We love soup over here in this house.  In all honesty, we could eat it and enjoy any night of the week…and any season for that matter.  Homemade soups are probably one of the easiest and yummiest meals to make.  What it boils down to (pun intended) is basically choosing your veggies of choice…washing, peeling and chopping them up, and then throwing them in a pot.  Next, add in some liquid goodness, a couple herbs/spices…puree and voila.  Easy peasy, lemon squeezey.  This simplification isn’t far off.  Super quick to make, yet filled with comfort.  With a few simple ingredients, you can create a warm and soothing dish that your family will love any day of the year.

squash & sweet potato soup
Appetizer, Side
4 +
 
Ingredients
  • 1 butternut squash – skin removed and cubed
  • 2-3 large sweet potatoes/yams – cubed
  • 2 small- medium onions - finely chopped
  • 5 cloves garlic – minced
  • 1-2 sprigs fresh rosemary
  • 1 can coconut milk
  • 4 cups or 1 tetra container of vegetable stock (homemade or store-bought)
  • coconut oil
  • a pinch or two of ground nutmeg and cinnamon
  • ground pepper and sea salt
  • a few dashes of hot sauce (optional)
  • fresh chives - chopped for garnish
  • bacon – chopped for garnish
Instructions
  1. begin by taking your cubed butternut squash and sweet potato and roast in the oven at 350 degrees until slightly browned (toss in coconut/olive oil and fresh rosemary, in a large bowl and then spread out cubes on a baking sheet)
  2. in the meantime, sauté the onion and garlic in coconut oil on low-medium heat on the stove-top, in a LE CREUSET/dutch oven, until softened and translucent
  3. when done roasting, take your butternut squash and sweet potato and add them into the dutch oven/pot
  4. next, pour in your vegetable broth and bring to a boil
  5. reduce heat and season with a few teaspoons of ground nutmeg and/or cinnamon (sorry, I didn’t measure the amounts here, but I wasn’t shy)
  6. then, take an immersion blender and puree the soup until smooth
  7. at the same time, add in the coconut milk slowly, and continue blending until desired consistency is reached (if too thick...add in some broth or water)
  8. allow time to simmer on low/medium heat for flavours to meld together - stirring occasionally
  9. serve it up in a bowl and sprinkle with a pinch of sea salt and ground pepper
  10. finish with a few dashes of hot sauce if you want a little bite!
  11. finally, garnish with some freshly chopped chives and crumbled bacon (sweet vs. salty flavouring = wickedness)
  12. enjoy!
Notes
• I am using onion, garlic, chopped up squash and sweet potatoes…but you can basically choose any veggies you like…add in some broth and coconut milk (if you want it creamy) and grab a handy immersion blender to mix it up and you are laughing.

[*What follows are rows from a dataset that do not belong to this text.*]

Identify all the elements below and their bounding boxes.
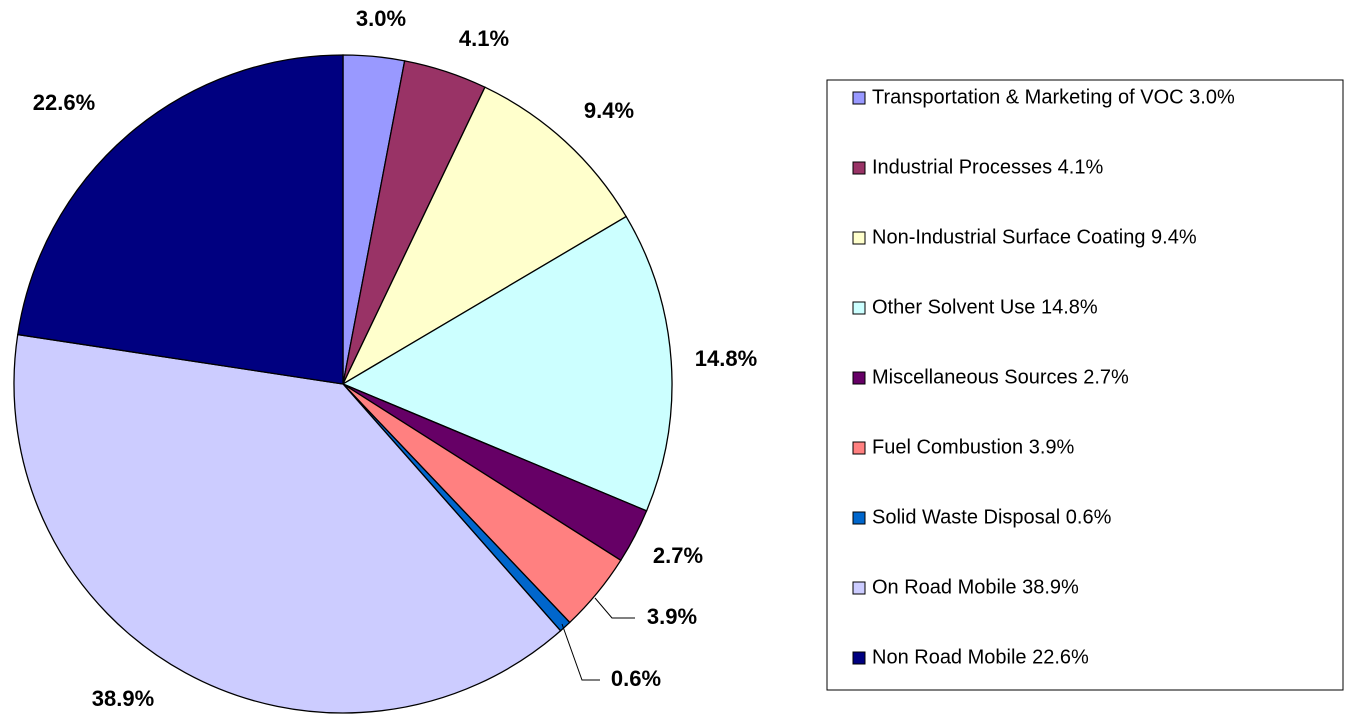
legend-box (826, 79, 1344, 691)
legend-label: On Road Mobile 38.9% (872, 576, 1079, 598)
legend-swatch (852, 441, 866, 455)
data-label: 2.7% (653, 543, 703, 568)
pie-slice (16, 54, 344, 385)
legend-swatch (852, 161, 866, 175)
data-label: 4.1% (459, 26, 509, 51)
legend-swatch (852, 651, 866, 665)
legend-label: Non Road Mobile 22.6% (872, 646, 1089, 668)
legend-swatch (852, 91, 866, 105)
pie-slice (341, 215, 673, 512)
pie-slice (13, 333, 562, 714)
data-label: 14.8% (695, 346, 757, 371)
legend-label: Non-Industrial Surface Coating 9.4% (872, 226, 1197, 248)
legend-label: Solid Waste Disposal 0.6% (872, 506, 1112, 528)
legend-swatch (852, 511, 866, 525)
legend-swatch (852, 231, 866, 245)
legend-swatch (852, 301, 866, 315)
legend-label: Miscellaneous Sources 2.7% (872, 366, 1129, 388)
data-label: 22.6% (33, 90, 95, 115)
data-label: 9.4% (584, 98, 634, 123)
legend-label: Other Solvent Use 14.8% (872, 296, 1098, 318)
legend-label: Industrial Processes 4.1% (872, 156, 1103, 178)
data-label: 38.9% (92, 686, 154, 711)
data-label: 3.0% (356, 6, 406, 31)
leader-line (561, 623, 600, 681)
leader-line (594, 597, 635, 619)
legend-label: Fuel Combustion 3.9% (872, 436, 1075, 458)
legend-swatch (852, 371, 866, 385)
legend-swatch (852, 581, 866, 595)
legend-label: Transportation & Marketing of VOC 3.0% (872, 86, 1235, 108)
pie-slice (341, 86, 628, 386)
data-label: 0.6% (611, 666, 661, 691)
data-label: 3.9% (647, 604, 697, 629)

You can also play around with different spices and fresh herbs if you like as well. If you aren't into 'creamy' type soups - skip the coconut milk step and ditch the pureeing business. • Also, you can modify the consistency of your soup by adding in a little bit more broth or water, if you find it's too thick. Have fun with this one…choose some veggies that are in-season and you are off to the races. Any type of squash is always a good bet as well!!! Oh ya…when re-heating the leftovers (this makes a ton), I also added in some more liquid to even things out.

Time-saver: • If you want to save time, you can do without the roasting of the veggies...and pretty much chop them up and cook them in the dutch oven on the stove-top as you go. The choice is yours, although I find roasting them add more flavour to the dish. YUM!